The work-group size to be used for kernel can also be specified in the program source using the attribute((reqd_work_group_size(X, Y, Z)))qualifier. In this case the size of work group specified by local_work_size must match the value specified by the reqd_work_group_size attribute qualifier.

-> I guess that is what I should use for define work-groups size? Is it the only way, or the right way?
-> If I assign local work size, does work-group size define from this?
For example, in this :


	const size_t global_work_size[1] = {1024};
	const size_t local_work_size[1] = {256};

-> How work-group (or work-group size) are assigned?

I guess that is what I should use for define work-groups size? Is it the only way, or the right way?

attribute((reqd_work_group_size(X, Y, Z))) is basically a hint for the compiler. It doesn’t hurt to have it but at the end of the day, what determines the work-group size is the value you pass to clEnqueueNDRangeKernel().

Notice that if you use the attribute above, it clEnqueueNDRangeKernel will return an error if the group size you pass to clEnqueueNDRangeKernel does not match the value in the attribute.
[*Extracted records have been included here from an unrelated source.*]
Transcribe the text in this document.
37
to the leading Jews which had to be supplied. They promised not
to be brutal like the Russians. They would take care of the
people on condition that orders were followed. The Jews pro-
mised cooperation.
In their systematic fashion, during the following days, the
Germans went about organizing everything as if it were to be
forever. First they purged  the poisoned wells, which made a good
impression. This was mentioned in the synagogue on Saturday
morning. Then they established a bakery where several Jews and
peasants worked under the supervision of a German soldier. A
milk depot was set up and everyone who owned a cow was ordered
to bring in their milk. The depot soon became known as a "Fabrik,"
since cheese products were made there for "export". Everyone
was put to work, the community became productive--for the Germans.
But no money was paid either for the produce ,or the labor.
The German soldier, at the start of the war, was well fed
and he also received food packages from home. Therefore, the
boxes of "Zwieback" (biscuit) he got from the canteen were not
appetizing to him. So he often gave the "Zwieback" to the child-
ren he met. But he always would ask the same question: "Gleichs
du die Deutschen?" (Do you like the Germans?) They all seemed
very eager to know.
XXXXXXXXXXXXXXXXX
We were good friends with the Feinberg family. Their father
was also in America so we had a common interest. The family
In that sense it’s more than a hint.

If I assign local work size, does work-group size define from this?
For example, in this

Sorry, I didn’t understand the question.

How work-group (or work-group size) are assigned?

If the question is “how do I choose the right work-group size?”, the answer is trial and error. There’s no easy rule that will give you what is the best size for performance.

depends. the attribute may be used if you require a specific work size (e.g. have hardcoded array sizes, your kernel may only operate on a specific local work size, …), however this shouldn’t be the case for normal kernels.
your work group size is either that you passed to clEnqueueNDRangeKernel as local work size or some value “guessed” by the driver if you didn’t specify any.
note that if you use the reqd_work_group_size attribute it’s an error to specify a different one for the kernel

yes, the parameter you specified as local work size is the work-group size.

something you may also want to have a look at is __local arguments to kernels. from clSetKernelArg (arg_size):

For arguments declared with the __local qualifier, the size specified will be the size in bytes of the buffer that must be allocated for the __local argument.

e.g. if your buffer requires 1 float per work item, you’d set arg_size in clSetKernelArg to 256sizeof(cl_float) if you have 256 as local size and use "__local float" as argument type in your kernel

and finally for copying data to/from global memory you may want to have a look at async_work_group_copy/async_work_group_strided_copy and wait_group_events as it eases that copy a bit.